A maioria das pessoas infectadas após a vacinação será poupada de uma evolução severa da infecção. No entanto, um número crescente de vítimas de tais infecções pós-vacinação está sendo levada para leitos hospitalares, unidades de terapia intensiva e até mesmo à morte. Mais preocupante é que pessoas vacinadas que se infectam podem transmitir o vírus de forma tão eficaz quanto aquelas que se contaminam sem nunca terem recebido as vacinas.

Muitos cientistas e médicos estão até mesmo começando a se referir à variante Delta como um vírus totalmente diferente. 'A variante delta é quase como um novo vírus COVID, pois se comporta de forma muito diferente das cepas de COVID anteriores', relatou o Dr. Mike Hansen, um pneumologista e médico de terapia intensiva, em seu site público educacional, explicando que as mutações de múltiplos spikes de proteína da variante permitem que ela entre nas células do corpo com maior facilidade e fuja do seu sistema imunológico.

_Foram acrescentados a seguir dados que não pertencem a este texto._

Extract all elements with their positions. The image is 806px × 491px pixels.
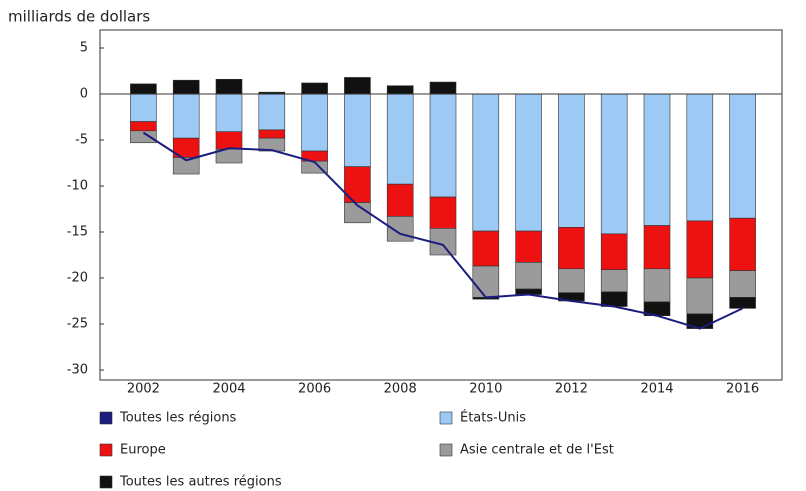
x-tick-label: 2012	[555, 382, 588, 397]
bar	[172, 79, 200, 95]
bar	[729, 93, 756, 219]
bar	[600, 269, 628, 293]
x-tick-label: 2010	[469, 382, 502, 397]
bar	[258, 129, 286, 139]
bar	[472, 265, 500, 298]
x-tick-label: 2004	[212, 382, 245, 397]
bar	[515, 93, 542, 232]
line	[142, 131, 744, 330]
bar	[301, 82, 328, 95]
bar	[472, 93, 500, 232]
legend-swatch	[99, 411, 113, 425]
bar	[429, 81, 457, 95]
x-tick-label: 2006	[298, 382, 331, 397]
legend-label: Toutes les autres régions	[119, 475, 282, 490]
bar	[386, 85, 414, 95]
bar	[558, 268, 585, 294]
bar	[729, 217, 756, 271]
legend-label: États-Unis	[460, 410, 526, 426]
bar	[258, 93, 286, 131]
y-tick-label: -30	[67, 363, 88, 378]
legend-swatch	[99, 475, 113, 489]
bar	[344, 93, 371, 167]
bar	[729, 297, 756, 309]
bar	[600, 93, 628, 235]
bar	[558, 93, 585, 228]
y-tick-label: -5	[75, 133, 88, 148]
bar	[429, 228, 457, 256]
bar	[172, 157, 200, 175]
plot-frame	[99, 29, 783, 381]
bar	[130, 93, 157, 122]
bar	[344, 202, 371, 224]
bar	[515, 230, 542, 263]
y-tick-label: -20	[67, 271, 88, 286]
y-tick-label: -10	[67, 179, 88, 194]
bar	[215, 93, 243, 133]
legend-label: Asie centrale et de l'Est	[460, 443, 614, 458]
bar	[643, 93, 671, 226]
legend-swatch	[439, 411, 453, 425]
legend-swatch	[99, 443, 113, 457]
bar	[558, 227, 585, 270]
bar	[429, 93, 457, 198]
x-tick-label: 2014	[640, 382, 673, 397]
bar	[130, 130, 157, 144]
bar	[472, 230, 500, 267]
bar	[515, 262, 542, 290]
chart-title: milliards de dollars	[8, 8, 150, 26]
x-tick-label: 2008	[384, 382, 417, 397]
y-tick-label: 5	[80, 41, 88, 56]
bar	[686, 93, 714, 222]
bar	[643, 225, 671, 270]
legend-label: Toutes les régions	[119, 411, 237, 426]
bar	[130, 121, 157, 132]
x-tick-label: 2002	[127, 382, 160, 397]
bar	[344, 77, 371, 95]
y-tick-label: 0	[80, 87, 88, 102]
y-tick-label: -15	[67, 225, 88, 240]
legend-label: Europe	[120, 443, 166, 458]
bar	[429, 196, 457, 229]
bar	[600, 233, 628, 271]
bar	[643, 268, 671, 303]
bar	[215, 131, 243, 150]
y-tick-label: -25	[67, 317, 88, 332]
bar	[386, 183, 414, 217]
legend-swatch	[439, 443, 453, 457]
bar	[215, 78, 243, 95]
bar	[686, 277, 714, 315]
x-tick-label: 2016	[726, 382, 759, 397]
bar	[130, 83, 157, 95]
bar	[172, 93, 200, 139]
bar	[686, 220, 714, 279]
bar	[301, 93, 328, 152]
bar	[386, 93, 414, 185]
bar	[729, 270, 756, 298]
bar	[600, 291, 628, 307]
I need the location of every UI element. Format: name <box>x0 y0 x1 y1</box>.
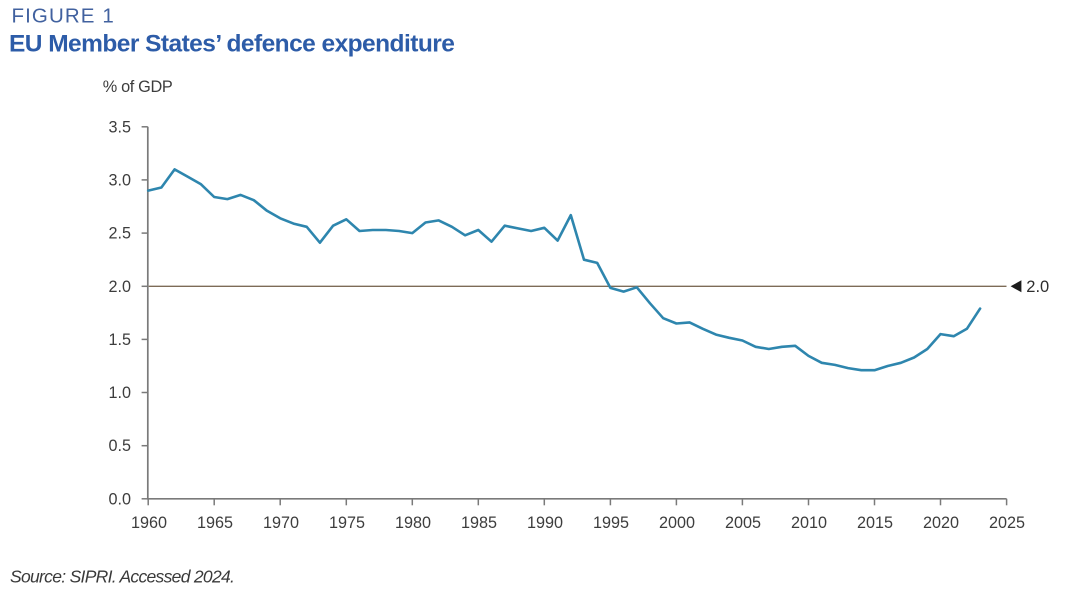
svg-text:1970: 1970 <box>263 514 299 532</box>
svg-text:1.5: 1.5 <box>108 331 131 349</box>
svg-text:1965: 1965 <box>197 514 233 532</box>
svg-text:2.0: 2.0 <box>108 278 131 296</box>
svg-text:2010: 2010 <box>791 514 827 532</box>
svg-text:EU Member States’ defence expe: EU Member States’ defence expenditure <box>9 31 454 58</box>
svg-text:2005: 2005 <box>725 514 761 532</box>
svg-text:2015: 2015 <box>857 514 893 532</box>
svg-text:0.0: 0.0 <box>108 490 131 508</box>
svg-text:2025: 2025 <box>989 514 1025 532</box>
svg-text:3.0: 3.0 <box>108 171 131 189</box>
svg-text:1960: 1960 <box>131 514 167 532</box>
svg-text:0.5: 0.5 <box>108 437 131 455</box>
svg-text:2.5: 2.5 <box>108 225 131 243</box>
svg-text:1975: 1975 <box>329 514 365 532</box>
svg-text:Source: SIPRI. Accessed 2024.: Source: SIPRI. Accessed 2024. <box>10 567 234 587</box>
svg-text:1985: 1985 <box>461 514 497 532</box>
svg-text:% of GDP: % of GDP <box>103 78 173 96</box>
svg-text:FIGURE 1: FIGURE 1 <box>12 4 115 27</box>
svg-text:1995: 1995 <box>593 514 629 532</box>
svg-text:3.5: 3.5 <box>108 118 131 136</box>
svg-text:1.0: 1.0 <box>108 384 131 402</box>
svg-text:1980: 1980 <box>395 514 431 532</box>
svg-text:1990: 1990 <box>527 514 563 532</box>
svg-text:2.0: 2.0 <box>1026 278 1049 296</box>
svg-text:2000: 2000 <box>659 514 695 532</box>
svg-text:2020: 2020 <box>923 514 959 532</box>
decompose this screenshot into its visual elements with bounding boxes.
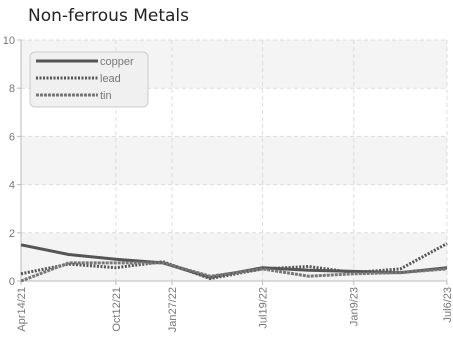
series-line-lead bbox=[20, 242, 448, 281]
legend[interactable]: copper lead tin bbox=[29, 51, 149, 108]
x-tick-label: Jan9/23 bbox=[349, 287, 361, 326]
legend-label-copper[interactable]: copper bbox=[100, 56, 134, 68]
y-tick-label: 8 bbox=[9, 83, 15, 95]
legend-label-lead[interactable]: lead bbox=[100, 73, 121, 85]
y-tick-label: 4 bbox=[9, 180, 15, 192]
y-tick-label: 10 bbox=[3, 35, 15, 47]
x-tick-label: Oct12/21 bbox=[111, 287, 123, 332]
x-tick-label: Jul6/23 bbox=[442, 287, 453, 322]
legend-label-tin[interactable]: tin bbox=[100, 90, 112, 102]
series-lines bbox=[20, 242, 448, 283]
axes bbox=[20, 40, 447, 282]
y-tick-label: 2 bbox=[9, 228, 15, 240]
x-tick-label: Apr14/21 bbox=[16, 287, 28, 332]
x-tick-label: Jan27/22 bbox=[167, 287, 179, 332]
y-axis-ticks: 0 2 4 6 8 10 bbox=[3, 35, 21, 288]
chart-title: Non-ferrous Metals bbox=[28, 6, 190, 26]
series-line-tin bbox=[20, 261, 448, 283]
band-4-6 bbox=[21, 136, 447, 185]
y-tick-label: 6 bbox=[9, 131, 15, 143]
y-tick-label: 0 bbox=[9, 276, 15, 288]
x-axis-ticks: Apr14/21 Oct12/21 Jan27/22 Jul19/22 Jan9/23 J… bbox=[16, 281, 453, 332]
x-tick-label: Jul19/22 bbox=[258, 287, 270, 329]
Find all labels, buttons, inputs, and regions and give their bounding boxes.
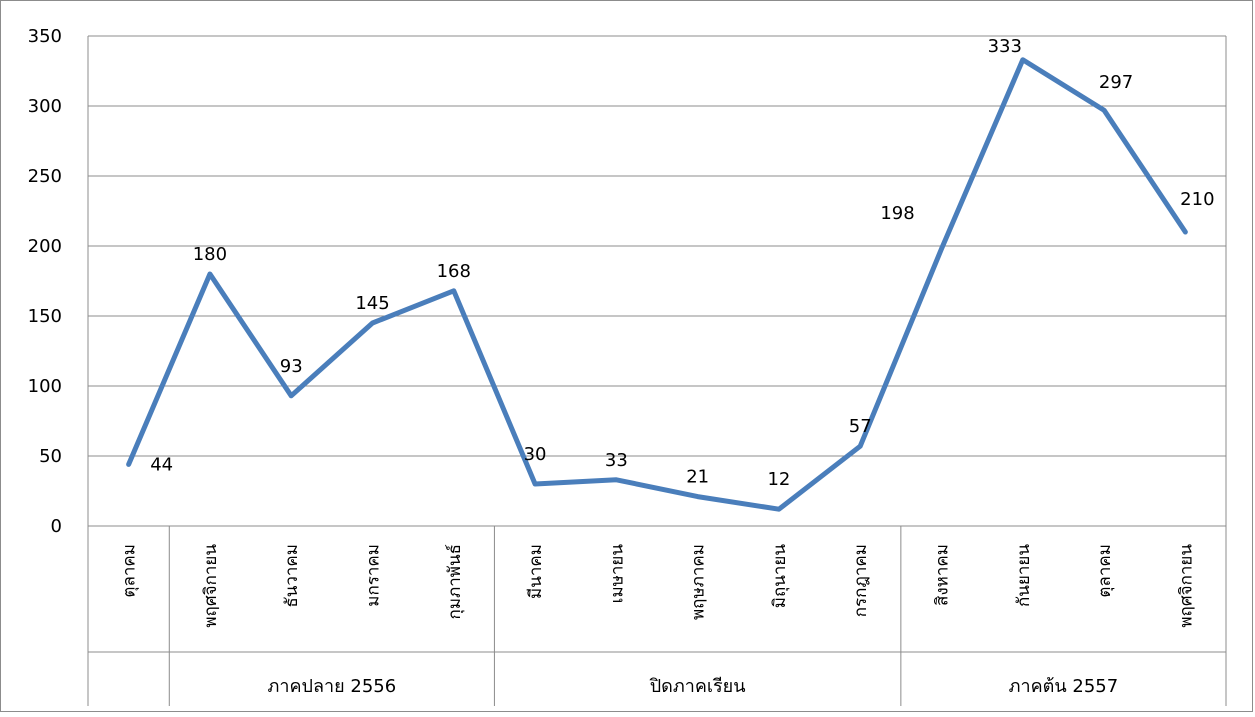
category-label: มกราคม (364, 544, 384, 607)
category-label: กันยายน (1014, 544, 1034, 607)
y-tick-label: 250 (28, 166, 62, 187)
category-label: พฤศจิกายน (201, 544, 221, 628)
category-label: พฤษภาคม (689, 544, 709, 620)
data-label: 33 (605, 450, 628, 471)
category-label: ตุลาคม (120, 544, 140, 598)
category-label: กรกฎาคม (851, 544, 871, 617)
data-label: 333 (988, 36, 1022, 57)
data-label: 145 (355, 293, 389, 314)
y-tick-label: 50 (39, 446, 62, 467)
data-label: 180 (193, 244, 227, 265)
category-label: พฤศจิกายน (1176, 544, 1196, 628)
data-labels: 44 180 93 145 168 30 33 21 12 57 198 333 297 210 (150, 36, 1214, 490)
x-axis-group-labels: ภาคปลาย 2556 ปิดภาคเรียน ภาคต้น 2557 (268, 676, 1119, 697)
y-tick-label: 0 (51, 516, 62, 537)
group-label: ภาคต้น 2557 (1009, 676, 1119, 697)
data-label: 44 (150, 454, 173, 475)
axes (87, 36, 1227, 706)
x-axis-category-labels: ตุลาคม พฤศจิกายน ธันวาคม มกราคม กุมภาพันธ์ มี… (120, 544, 1197, 628)
y-tick-label: 300 (28, 96, 62, 117)
y-tick-label: 150 (28, 306, 62, 327)
category-label: ธันวาคม (282, 544, 302, 608)
y-tick-label: 100 (28, 376, 62, 397)
category-label: มีนาคม (526, 544, 546, 599)
data-label: 21 (686, 467, 709, 488)
series-line (126, 57, 1188, 512)
data-label: 12 (767, 469, 790, 490)
data-label: 93 (280, 356, 303, 377)
y-tick-label: 350 (28, 26, 62, 47)
y-tick-label: 200 (28, 236, 62, 257)
group-label: ภาคปลาย 2556 (268, 676, 397, 697)
data-label: 210 (1180, 189, 1214, 210)
data-label: 297 (1099, 72, 1133, 93)
category-label: ตุลาคม (1095, 544, 1115, 598)
category-label: เมษายน (607, 544, 627, 604)
category-label: มิถุนายน (770, 544, 790, 609)
series-line-path (126, 57, 1188, 512)
data-label: 57 (849, 416, 872, 437)
data-label: 198 (880, 203, 914, 224)
data-label: 168 (437, 261, 471, 282)
data-label: 30 (524, 444, 547, 465)
group-label: ปิดภาคเรียน (649, 676, 745, 697)
category-label: กุมภาพันธ์ (445, 544, 465, 619)
category-label: สิงหาคม (933, 544, 953, 606)
y-axis-tick-labels: 0 50 100 150 200 250 300 350 (28, 26, 62, 537)
grid-lines (88, 35, 1226, 457)
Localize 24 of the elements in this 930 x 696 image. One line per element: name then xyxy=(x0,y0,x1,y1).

De certa forma, a Delta é um vírus Frankenstein que foi permitido a surgir pela inação de governos capitalistas em todo o mundo. E está atualmente enchendo hospitais, nas piores condições testemunhadas desde o inverno passado no hemisfério norte, e fazendo vítimas sem precedentes entre as crianças. Ainda neste fim de semana, Dallas, Texas, informou que todos os leitos de UTI para crianças estavam totalmente ocupados.

Apesar desses perigos, a elite governante tem empregado continuamente todas as medidas possíveis para evitar qualquer estratégia eficaz de saúde pública abrangente que colocaria a erradicação do vírus em sua agenda. E, com a subordinação da saúde pública aos ditados dos mercados financeiros, foi dado amplo espaço para o desenvolvimento e disseminação do coronavírus, em contradição direta com os princípios científicos.

Em resumo, a variante Delta é o produto do total descaso do capitalismo pela vida humana. Com menos de um quinto da população mundial vacinada e uma porção significativa imunologicamente ingênua ao vírus (sem infecções anteriores), é seguro assumir que ainda estamos nos estágios iniciais da pandemia, cujo resultado final, como evento social e político, e não apenas médico, ainda está por ser decidido.

A erradicação global do vírus, utilizando todos os recursos e capacidades existentes, deve ser o objetivo principal da população mundial. Todas as demais questões devem estar subordinadas ao apoio total às populações, incluindo a segurança financeira, profissional e alimentar, bem como o isolamento e instalações médicas para tratar e cuidar da população até que o coronavírus tenha sido eliminado de todas as regiões do planeta.